Question
The following three transactions are related to TQFs employees during 2020: a) TQF offers parental benefits to its staff as a top-up on EI benefits
The following three transactions are related to TQF’s employees during 2020:
a) TQF offers parental benefits to its staff as a top-up on EI benefits so that employees end up receiving 100% of their salary for a minimum of 12 months of parental leave. Joanne Adams, the Director of Marketing for TQF, who earns $ 90,000 per annum, announced that she will be taking parental leave for a period of 25 weeks starting on December 1, 2020.. The Employment Insurance program pays her a maximum of $ 800 per week for 17 weeks.
b) At the end of 2020, TQF issued preferred shares in the amount of $ 15,000 to one key employee, Gary Roberts. The shares have a rate of return of 4% per annum and are cumulative, redeemable and retractable in two years’ time at face value plus dividends in arrears, if any.
c) The following is related to the pension plan that TQF has established:
(1) For 2020, the service cost for TQF employees is projected by the actuary to be $236,000. The current service cost is credited at the end of each fiscal year. Nothing has been recorded in the financials to reflect this.
(2) The actuary has reviewed the new plan and determined that the past service costs for existing employees is $96,000. TQF has not yet reflected this in its current results and is unclear on how to accurately report this in its financial statements.
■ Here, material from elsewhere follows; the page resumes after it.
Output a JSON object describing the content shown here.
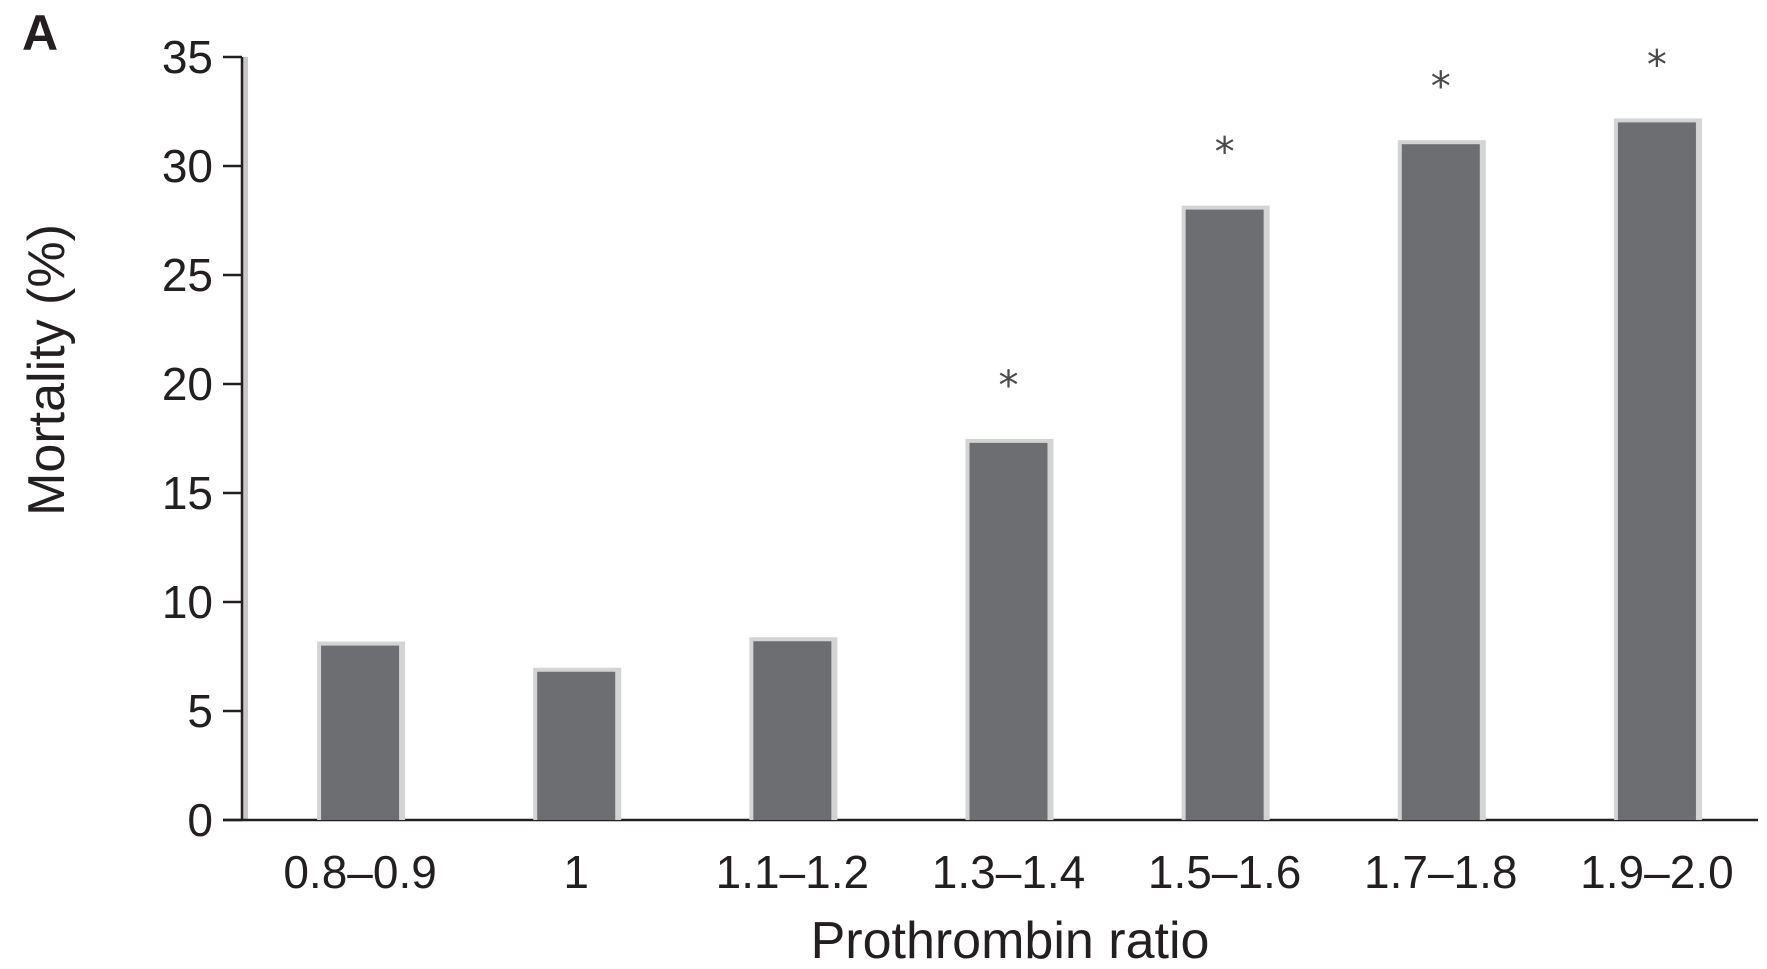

TQF employees would be eligible for full benefits after a one-year vesting period.
(3) TQF's current borrowing rate and settlement rate is 7%. TQF's management has specifically ruled out the option of purchasing an insurance contract for the future settlement of its pension liability. The current interest rate on high-quality corporate bonds is 8%.
(4) The plan paid only $34,000 in benefits to its retirees for 2020 and TQF contributed $88,000 to the plan throughout the year.
(5) Due to declining economic conditions, the actuary has revised its assumptions for age of retirement and final salary. This has resulted in an actuarial loss of $55,000. TQF must also account for an actuarial loss of $19,000 resulting from differences in past assumptions and actual costs (experience losses). This has not yet been accounted for in the statements.
(6) The actual return on plan assets was $16,500, significantly lower than projected.
(7) The defined benefit obligation as determined by the actuarial valuation is the one used for accounting purposes. The fair value of the plan assets was $980,000 at the end of 2019.
(8) Net defined benefit liability at the end of 2019 is $ 2,165,000.